Adding Bristol-Myers-Squibb‘s Opdivo (nivolumab) to a regimen of radiation therapy and chemotherapy is safe in patients with newly diagnosed advanced head and neck cancer, a Phase 1 clinical trial shows.
Researchers presented the results at the Multidisciplinary Head and Neck Cancers Symposium in Scottsdale, Arizona, Feb. 15-17. The title of the presentation was “Safety evaluation of nivolumab (Nivo) concomitant with platinum-based chemoradiotherapy (CRT) for intermediate (IR) and high-risk (HR) local-regionally advanced head and neck squamous cell carcinoma (HNSCC): RTOG Foundation 3504.“
“Patients diagnosed with cancers in the mouth and throat often are diagnosed at advanced stages of disease and relapse within two years,” Dr. Maura Gillison, the study’s lead author, said in a press release.
The research team had previously discovered that Opdivo improves the survival of head and neck cancer patients whose disease returned after platinum chemotherapy, Gillison said. “Thus, we are compelled to evaluate whether adding immunotherapy to the initial treatment of head and neck cancer could prevent these relapses from happening.”
The RTOG Foundation 3504 study (NCT02764593) assessed the safety and feasibility of adding Opdivo to a regimen of radiation and Platinol (cisplatin) chemotherapy — “a treatment that is already quite taxing for patients due to side effects,” Gillison said.
The trial covered 20 patients with newly diagnosed head and neck squamous cell carcinoma, or HNSCC. Their median age was 56 years. Sixty-five percent had an intermediate-risk disease, and 35 percent a high-risk form.
Eighty percent of the participants had an advanced stage of the disease, and 55 percent were former smokers. Patients took Opdivo and radiation therapy with either high-dose Platinol or weekly administrations of it.

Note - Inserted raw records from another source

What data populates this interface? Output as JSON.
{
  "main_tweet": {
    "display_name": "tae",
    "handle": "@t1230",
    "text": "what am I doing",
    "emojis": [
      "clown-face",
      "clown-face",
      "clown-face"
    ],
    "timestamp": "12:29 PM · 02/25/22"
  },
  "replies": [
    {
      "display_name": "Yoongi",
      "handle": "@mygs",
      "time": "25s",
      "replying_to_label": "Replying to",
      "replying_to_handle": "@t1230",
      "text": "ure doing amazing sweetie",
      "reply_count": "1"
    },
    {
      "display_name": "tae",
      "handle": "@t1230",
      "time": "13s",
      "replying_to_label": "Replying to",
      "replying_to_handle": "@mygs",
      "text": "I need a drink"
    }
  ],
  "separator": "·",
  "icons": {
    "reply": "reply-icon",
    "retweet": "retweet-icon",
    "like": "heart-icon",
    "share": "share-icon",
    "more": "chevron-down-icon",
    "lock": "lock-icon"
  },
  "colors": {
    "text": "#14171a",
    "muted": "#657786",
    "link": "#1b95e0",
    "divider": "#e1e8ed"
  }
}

“We found that it is possible to add [Opdivo] immunotherapy to cisplatin treatment without compromising radiation delivery, and patients were also able to tolerate continuing immunotherapy for up to a year,” the researchers wrote.
All patients were able to complete radiation therapy. In addition, 15 of the 17 patients whom researchers were able to evaluate took at least 70 percent of their prescribed dose of platinum chemotherapy. Most patients were able to continue on Opdivo after their first-line treatment.
Patients tolerated Opdivo well, with none experiencing dose-limiting toxicities. Two patients had to discontinue Platinol for reasons unrelated to Opdivo. In addition, three patients had to discontinue their immunotherapy due to blurred vision, diarrhea, and joint pain, which are known side effects of Opdivo.
Some of the patients who were taking Platinol weekly experienced severe, but not life-threatening events due to Opdivo. They included decreased white blood cell count, loss of appetite, fatigue, and adrenal insufficiency, or the adrenal glands failing to produce enough hormones.
In the high-dose Platinol group, severe events associated with Opdivo included one case each of diarrhea, an elevated level of the enzyme amylase, and an elevated level of the enzyme lipase.